Over the last years my writings have spanned across a variety of fields, including contemporary art and literature, gender and sexuality, queer theory and social activism (see publications).

Currently, I am focusing on my PhD project in art history at the University of Bergen, Norway. The project – with the working title Touching History: The Affective Economies of Queer Archival Activism – engages with a number of recent queer art, performance, and activist practices that in different ways disrupt or disturb ideologies of progression in the Global North, breaking out of “straight time” frames by entering into anachronistic, melancholic, nostalgic, and desirable relations with the past.

Turning “backwards” towards the past when focusing on contemporary queer politics and activism might seem like a curious move. Especially since activism and social movements are usually understood as being oriented unidirectionally towards the future. But in a time where gender- and sexual activism in Scandinavia is portrayed as being a thing of the past; where declarations on how the “progress have gone to far” in relation to queer and feminist politics frequently emerge in the media, it seems urgent to rethink conceptions of progression in relation to activist politics.

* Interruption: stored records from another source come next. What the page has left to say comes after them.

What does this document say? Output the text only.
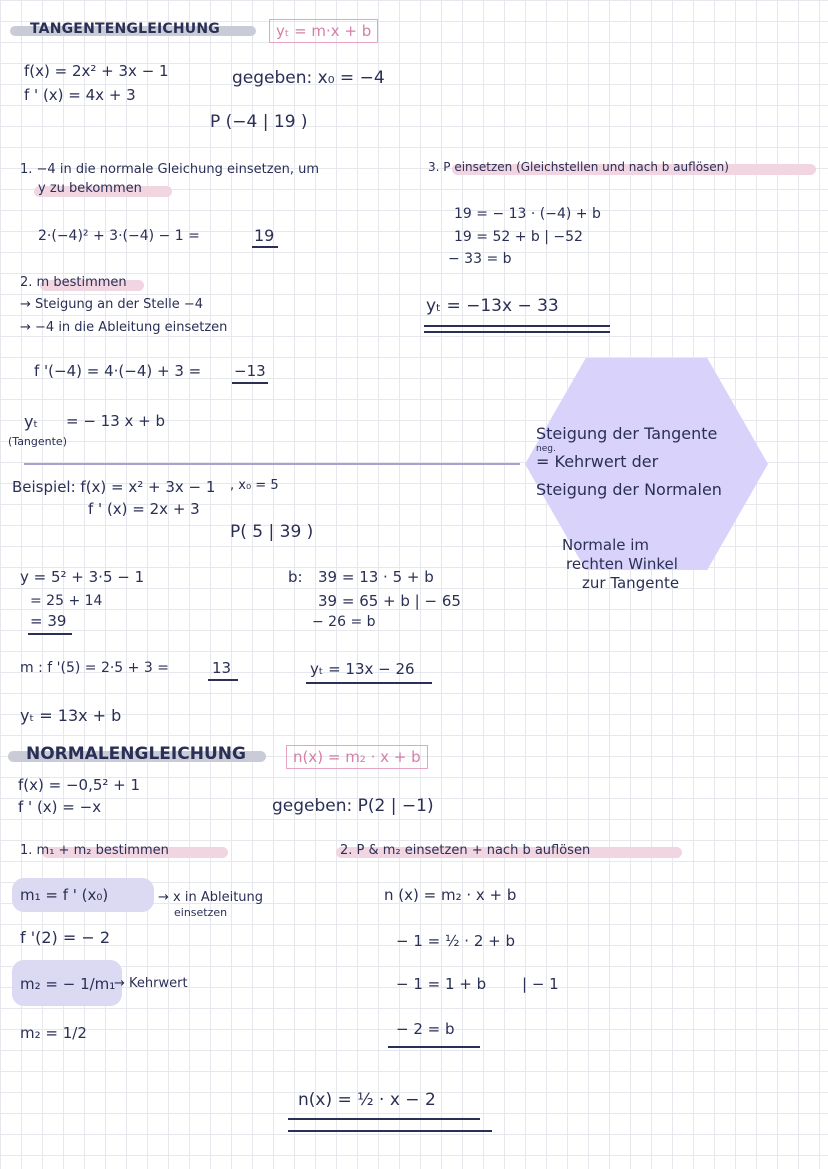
TANGENTENGLEICHUNG	yₜ = m·x + b
f(x) = 2x² + 3x − 1
f ' (x) = 4x + 3
gegeben: x₀ = −4
P (−4 | 19 )
1. −4 in die normale Gleichung einsetzen, um
y zu bekommen
2·(−4)² + 3·(−4) − 1 =	19
2. m bestimmen
→ Steigung an der Stelle −4
→ −4 in die Ableitung einsetzen
f '(−4) = 4·(−4) + 3 = −13
yₜ = − 13 x + b
(Tangente)
3. P einsetzen (Gleichstellen und nach b auflösen)
19 = − 13 · (−4) + b
19 = 52 + b | −52
− 33 = b
yₜ = −13x − 33
Steigung der Tangente
neg.
= Kehrwert der
Steigung der Normalen
Normale im
rechten Winkel
zur Tangente
Beispiel: f(x) = x² + 3x − 1 , x₀ = 5
f ' (x) = 2x + 3
P( 5 | 39 )
y = 5² + 3·5 − 1
= 25 + 14
= 39
b: 39 = 13 · 5 + b
39 = 65 + b | − 65
− 26 = b
m : f '(5) = 2·5 + 3 =	13	yₜ = 13x − 26
yₜ = 13x + b
NORMALENGLEICHUNG	n(x) = m₂ · x + b
f(x) = −0,5² + 1
f ' (x) = −x	gegeben: P(2 | −1)
1. m₁ + m₂ bestimmen	2. P & m₂ einsetzen + nach b auflösen
m₁ = f ' (x₀)	→ x in Ableitung
einsetzen
f '(2) = − 2
m₂ = − 1/m₁
→ Kehrwert
m₂ = 1/2
n (x) = m₂ · x + b
− 1 = ½ · 2 + b
− 1 = 1 + b | − 1
− 2 = b
n(x) = ½ · x − 2
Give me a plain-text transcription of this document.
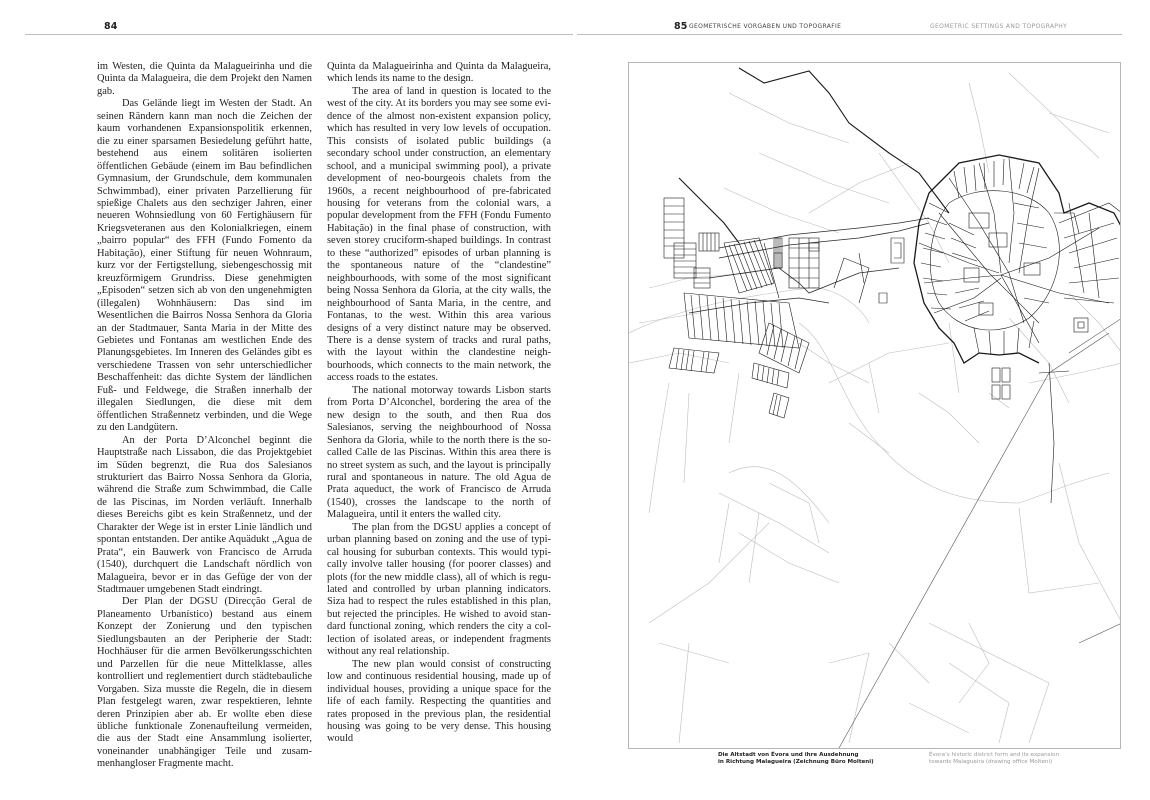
84	85 GEOMETRISCHE VORGABEN UND TOPOGRAFIE	GEOMETRIC SETTINGS AND TOPOGRAPHY

im Westen, die Quinta da Malagueirinha und die Quinta da Malagueira, die dem Projekt den Namen gab.

Das Gelände liegt im Westen der Stadt. An seinen Rändern kann man noch die Zeichen der kaum vorhandenen Expansionspolitik erkennen, die zu einer sparsamen Besiedelung geführt hatte, bestehend aus einem solitären isolierten öffentlichen Gebäude (einem im Bau befindlichen Gymnasium, der Grundschule, dem kommunalen Schwimmbad), einer privaten Parzellierung für spießige Chalets aus den sechziger Jahren, einer neueren Wohnsiedlung von 60 Fertighäusern für Kriegsveteranen aus den Kolonialkriegen, einem „bairro popular“ des FFH (Fundo Fomento da Habitação), einer Stiftung für neuen Wohnraum, kurz vor der Fertigstellung, siebengeschossig mit kreuzförmigem Grundriss. Diese genehmigten „Episoden“ setzen sich ab von den ungenehmigten (illegalen) Wohnhäusern: Das sind im Wesentlichen die Bairros Nossa Senhora da Gloria an der Stadtmauer, Santa Maria in der Mitte des Gebietes und Fontanas am westlichen Ende des Planungsgebietes. Im Inneren des Geländes gibt es verschiedene Trassen von sehr unterschiedlicher Beschaffenheit: das dichte System der ländlichen Fuß- und Feldwege, die Straßen innerhalb der illegalen Siedlungen, die diese mit dem öffentlichen Straßennetz verbinden, und die Wege zu den Landgütern.

An der Porta D’Alconchel beginnt die Hauptstraße nach Lissabon, die das Projektgebiet im Süden begrenzt, die Rua dos Salesianos strukturiert das Bairro Nossa Senhora da Gloria, während die Straße zum Schwimmbad, die Calle de las Piscinas, im Norden verläuft. Innerhalb dieses Bereichs gibt es kein Straßennetz, und der Charakter der Wege ist in erster Linie ländlich und spontan entstanden. Der antike Aquädukt „Agua de Prata“, ein Bauwerk von Francisco de Arruda (1540), durchquert die Landschaft nördlich von Malagueira, bevor er in das Gefüge der von der Stadtmauer umgebenen Stadt eindringt.

Der Plan der DGSU (Direcção Geral de Planeamento Urbanístico) bestand aus einem Konzept der Zonierung und den typischen Siedlungsbauten an der Peripherie der Stadt: Hochhäuser für die armen Bevölkerungsschichten und Parzellen für die neue Mittelklasse, alles kontrolliert und reglementiert durch städtebauliche Vorgaben. Siza musste die Regeln, die in diesem Plan festgelegt waren, zwar respektieren, lehnte deren Prinzipien aber ab. Er wollte eben diese übliche funktionale Zonenaufteilung vermeiden, die aus der Stadt eine Ansammlung isolierter, voneinander unabhängiger Teile und zusammenhangloser Fragmente macht.

Quinta da Malagueirinha and Quinta da Malagueira, which lends its name to the design.

The area of land in question is located to the west of the city. At its borders you may see some evidence of the almost non-existent expansion policy, which has resulted in very low levels of occupation. This consists of isolated public buildings (a secondary school under construction, an elementary school, and a municipal swimming pool), a private development of neo-bourgeois chalets from the 1960s, a recent neighbourhood of pre-fabricated housing for veterans from the colonial wars, a popular development from the FFH (Fondu Fumento Habitação) in the final phase of construction, with seven storey cruciform-shaped buildings. In contrast to these “authorized” episodes of urban planning is the spontaneous nature of the “clandestine” neighbourhoods, with some of the most significant being Nossa Senhora da Gloria, at the city walls, the neighbourhood of Santa Maria, in the centre, and Fontanas, to the west. Within this area various designs of a very distinct nature may be observed. There is a dense system of tracks and rural paths, with the layout within the clandestine neighbourhoods, which connects to the main network, the access roads to the estates.

The national motorway towards Lisbon starts from Porta D’Alconchel, bordering the area of the new design to the south, and then Rua dos Salesianos, serving the neighbourhood of Nossa Senhora da Gloria, while to the north there is the so-called Calle de las Piscinas. Within this area there is no street system as such, and the layout is principally rural and spontaneous in nature. The old Agua de Prata aqueduct, the work of Francisco de Arruda (1540), crosses the landscape to the north of Malagueira, until it enters the walled city.

The plan from the DGSU applies a concept of urban planning based on zoning and the use of typical housing for suburban contexts. This would typically involve taller housing (for poorer classes) and plots (for the new middle class), all of which is regulated and controlled by urban planning indicators. Siza had to respect the rules established in this plan, but rejected the principles. He wished to avoid standard functional zoning, which renders the city a collection of isolated areas, or independent fragments without any real relationship.

The new plan would consist of constructing low and continuous residential housing, made up of individual houses, providing a unique space for the life of each family. Respecting the quantities and rates proposed in the previous plan, the residential housing was going to be very dense. This housing would

Die Altstadt von Évora und ihre Ausdehnung
in Richtung Malagueira (Zeichnung Büro Molteni)
Évora’s historic district form and its expansion
towards Malagueira (drawing office Molteni)
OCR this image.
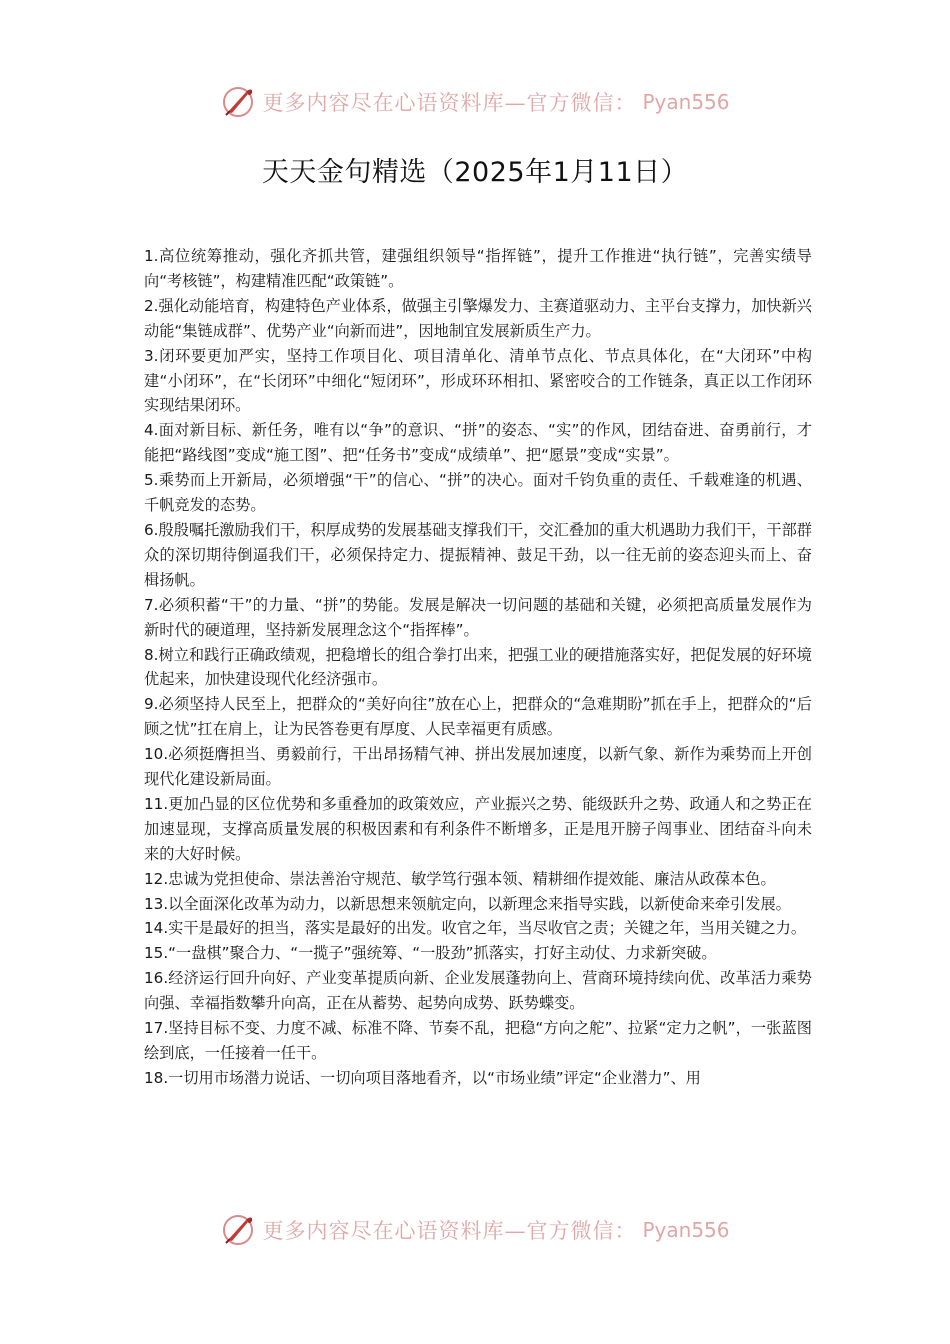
更多内容尽在心语资料库—官方微信： Pyan556
天天金句精选（2025年1月11日）

1.高位统筹推动，强化齐抓共管，建强组织领导“指挥链”，提升工作推进“执行链”，完善实绩导向“考核链”，构建精准匹配“政策链”。

2.强化动能培育，构建特色产业体系，做强主引擎爆发力、主赛道驱动力、主平台支撑力，加快新兴动能“集链成群”、优势产业“向新而进”，因地制宜发展新质生产力。

3.闭环要更加严实，坚持工作项目化、项目清单化、清单节点化、节点具体化，在“大闭环”中构建“小闭环”，在“长闭环”中细化“短闭环”，形成环环相扣、紧密咬合的工作链条，真正以工作闭环实现结果闭环。

4.面对新目标、新任务，唯有以“争”的意识、“拼”的姿态、“实”的作风，团结奋进、奋勇前行，才能把“路线图”变成“施工图”、把“任务书”变成“成绩单”、把“愿景”变成“实景”。

5.乘势而上开新局，必须增强“干”的信心、“拼”的决心。面对千钧负重的责任、千载难逢的机遇、千帆竞发的态势。

6.殷殷嘱托激励我们干，积厚成势的发展基础支撑我们干，交汇叠加的重大机遇助力我们干，干部群众的深切期待倒逼我们干，必须保持定力、提振精神、鼓足干劲，以一往无前的姿态迎头而上、奋楫扬帆。

7.必须积蓄“干”的力量、“拼”的势能。发展是解决一切问题的基础和关键，必须把高质量发展作为新时代的硬道理，坚持新发展理念这个“指挥棒”。

8.树立和践行正确政绩观，把稳增长的组合拳打出来，把强工业的硬措施落实好，把促发展的好环境优起来，加快建设现代化经济强市。

9.必须坚持人民至上，把群众的“美好向往”放在心上，把群众的“急难期盼”抓在手上，把群众的“后顾之忧”扛在肩上，让为民答卷更有厚度、人民幸福更有质感。

10.必须挺膺担当、勇毅前行，干出昂扬精气神、拼出发展加速度，以新气象、新作为乘势而上开创现代化建设新局面。

11.更加凸显的区位优势和多重叠加的政策效应，产业振兴之势、能级跃升之势、政通人和之势正在加速显现，支撑高质量发展的积极因素和有利条件不断增多，正是甩开膀子闯事业、团结奋斗向未来的大好时候。

12.忠诚为党担使命、崇法善治守规范、敏学笃行强本领、精耕细作提效能、廉洁从政葆本色。

13.以全面深化改革为动力，以新思想来领航定向，以新理念来指导实践，以新使命来牵引发展。

14.实干是最好的担当，落实是最好的出发。收官之年，当尽收官之责；关键之年，当用关键之力。

15.“一盘棋”聚合力、“一揽子”强统筹、“一股劲”抓落实，打好主动仗、力求新突破。

16.经济运行回升向好、产业变革提质向新、企业发展蓬勃向上、营商环境持续向优、改革活力乘势向强、幸福指数攀升向高，正在从蓄势、起势向成势、跃势蝶变。

17.坚持目标不变、力度不减、标准不降、节奏不乱，把稳“方向之舵”、拉紧“定力之帆”，一张蓝图绘到底，一任接着一任干。

18.一切用市场潜力说话、一切向项目落地看齐，以“市场业绩”评定“企业潜力”、用

更多内容尽在心语资料库—官方微信： Pyan556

Activists are often understood to be “progressive” subjects driven by a hope in a better future. When moving forward in this way history can be a drag. Indeed, history is often figured as something that pulls one back, that distorts or halts activist movements. This antagonistic relationship between history and action can be found in a number of central thinkers on change and revolution, from Karl Marx’s reflection on how “[t]he tradition of all dead generations weighs like a nightmare on the brains of the living” in The Eighteenth Brumaire of Louis Bonaparte (1852), to Friedrich Nietzsche’s valuing of the “capacity to feel unhistorically” in order to act and be happy in “On the Uses and Disadvantages of History for Life” (1873). This antagonistic relationship is still present in contemporary discussions. Touching History sets out to track a different relation between activism and history, one that tries to think beside this alignment of activism with ideologies of progression. The project asks: What happens to our notion of politics and activism if we dismantle the notion of progression as its central temporal framework?

Touching History argues that one may find different important responses to this question in queer, feminist, and antiracist practice. The project enters into dialogue with artistic, performance, and activist work which in different ways deliver a queer take on time and history – practices which invite us to think to the side of chronological progression and narrative sequence. This includes works by artists and performers such as Pauline Boudry and Renate Lorenz, Sharon Hayes, Elmgreen and Dragset, Gobsquad, Ira Sachs, DUNST, Nanna Debois Buhl; activist initiatives such as Copenhagen Queer Festival, Queer Nation, ACT UP; theorists and writers such as José E. Muñoz, Carolyn Dinshaw, Carla Freccero, Valerie Rohy, Elizabeth Freeman, Sara Ahmed, Rebecca Schneider, J. Jack Halberstam, Tavia Nyong’o, Gavin Butt, Lene Myong Petersen, Eelco Runia, Audre Lorde, Wendy Brown, David L. Eng, Walter Benjamin and many others.

By giving a space to consider the duration of struggles, the stickiness of history, the intimacy between the living and the dead Touching History wants to complicate political chronicles and chronological narratives that move forward by relegating ongoing fights to the dustbin of history. The aesthetic practices touched upon in Touching History presents numerous ways to intervene in the political grammar of history. By reopening unfinished cases that have been consigned to oblivion, Touching History attempts to outline and perform a broad repertoire of archival activism.